英語の技術記事を読む習慣をつけたいと思い、英語学習を始めました。

  • 業務に関連する英語の記事を1つ決め、毎日2〜3文だけ読む
  • まず自力で読んで、英訳と比較して理解していない部分を抑える
  • 分からない単語はメモしておき、クイズ形式で復習する

これを chatgpt で毎朝9時に通知するよう設定し、通勤中や業務前に取り組んでいます。始めたばかりですが英文を読むことに抵抗がなくなってきたように感じています。

情報収集

SNS の情報収集をやめた代わりに、方法収集の方法も見直しました。今は、

  • chatgpt に関連記事を要約してもらう
  • 新聞を読む

にしています。新聞ですが、元々紙の書籍が好きなのとネットニュースだと嗜好に偏りが出てしまうことを気にしていたので取り始めました。世の中全般の情報を知ることができて今のところ満足しています。(多分新聞社によって思想の偏りがあると思うので、いつか読み比べて最適化していきたいです)。

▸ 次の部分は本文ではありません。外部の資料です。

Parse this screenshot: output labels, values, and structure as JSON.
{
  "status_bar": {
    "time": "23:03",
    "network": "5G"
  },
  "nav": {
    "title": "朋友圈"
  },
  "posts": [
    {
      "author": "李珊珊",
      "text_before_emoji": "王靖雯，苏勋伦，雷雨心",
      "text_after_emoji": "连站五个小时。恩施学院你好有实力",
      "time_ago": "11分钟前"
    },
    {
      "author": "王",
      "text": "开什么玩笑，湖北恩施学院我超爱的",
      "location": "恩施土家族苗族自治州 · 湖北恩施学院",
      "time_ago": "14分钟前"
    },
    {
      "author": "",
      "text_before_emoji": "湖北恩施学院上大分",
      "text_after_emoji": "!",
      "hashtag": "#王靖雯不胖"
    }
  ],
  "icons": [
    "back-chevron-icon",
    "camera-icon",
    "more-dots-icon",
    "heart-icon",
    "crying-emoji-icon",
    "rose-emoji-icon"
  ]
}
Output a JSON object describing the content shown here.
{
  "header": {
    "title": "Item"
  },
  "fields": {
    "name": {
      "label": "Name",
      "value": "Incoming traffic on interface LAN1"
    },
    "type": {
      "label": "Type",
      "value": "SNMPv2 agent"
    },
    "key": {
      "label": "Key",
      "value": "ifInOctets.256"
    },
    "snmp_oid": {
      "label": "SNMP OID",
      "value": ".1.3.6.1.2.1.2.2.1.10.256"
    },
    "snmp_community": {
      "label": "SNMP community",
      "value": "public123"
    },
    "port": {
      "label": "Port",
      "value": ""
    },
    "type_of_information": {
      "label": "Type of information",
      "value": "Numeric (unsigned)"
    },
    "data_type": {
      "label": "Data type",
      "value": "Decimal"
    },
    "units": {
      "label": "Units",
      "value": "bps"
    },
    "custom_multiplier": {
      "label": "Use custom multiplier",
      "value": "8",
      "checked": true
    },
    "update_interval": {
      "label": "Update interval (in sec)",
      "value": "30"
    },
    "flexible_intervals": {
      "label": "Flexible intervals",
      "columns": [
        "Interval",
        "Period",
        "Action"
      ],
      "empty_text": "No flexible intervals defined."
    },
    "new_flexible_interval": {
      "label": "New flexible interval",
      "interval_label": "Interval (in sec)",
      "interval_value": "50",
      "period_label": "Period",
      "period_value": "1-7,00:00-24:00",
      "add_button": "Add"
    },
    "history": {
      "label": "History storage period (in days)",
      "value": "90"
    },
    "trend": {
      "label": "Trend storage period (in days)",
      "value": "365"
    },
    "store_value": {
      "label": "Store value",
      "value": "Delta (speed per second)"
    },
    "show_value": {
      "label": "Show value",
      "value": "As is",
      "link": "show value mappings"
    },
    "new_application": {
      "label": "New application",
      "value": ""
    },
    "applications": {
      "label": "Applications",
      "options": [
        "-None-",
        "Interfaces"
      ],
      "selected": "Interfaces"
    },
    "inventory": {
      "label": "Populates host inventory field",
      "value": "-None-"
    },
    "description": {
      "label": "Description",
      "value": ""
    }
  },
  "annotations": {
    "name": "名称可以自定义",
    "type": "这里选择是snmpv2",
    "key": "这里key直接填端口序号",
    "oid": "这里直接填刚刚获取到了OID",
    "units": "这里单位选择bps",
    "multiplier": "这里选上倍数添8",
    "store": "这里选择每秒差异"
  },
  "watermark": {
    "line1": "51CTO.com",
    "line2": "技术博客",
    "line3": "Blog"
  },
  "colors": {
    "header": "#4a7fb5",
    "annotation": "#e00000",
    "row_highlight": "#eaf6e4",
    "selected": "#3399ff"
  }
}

この本を読んで、「頑張る」より「続けられる仕組みを作る」ことを意識するようになりました。これからも新しい習慣を少しずつ試し、自分に合うものを残していきたいと思います。

【読書感想文】成瀬は都を駆け抜ける、成瀬は信じた道をいく【読了】

www.shinchosha.co.jp

www.shinchosha.co.jp

なぜ読もうと思ったか

シリーズ初巻の「成瀬は天下を取りにいく」を本屋さんで見つけてジャケ買いしたらどハマりして、その日に夜更かしして読み切りました。
成瀬あかりという自由奔放で異常な行動力を発揮してさまざまなことに挑戦しながら周囲への気遣いを惜しまない強烈なキャラクターに引き込まれてしまいました。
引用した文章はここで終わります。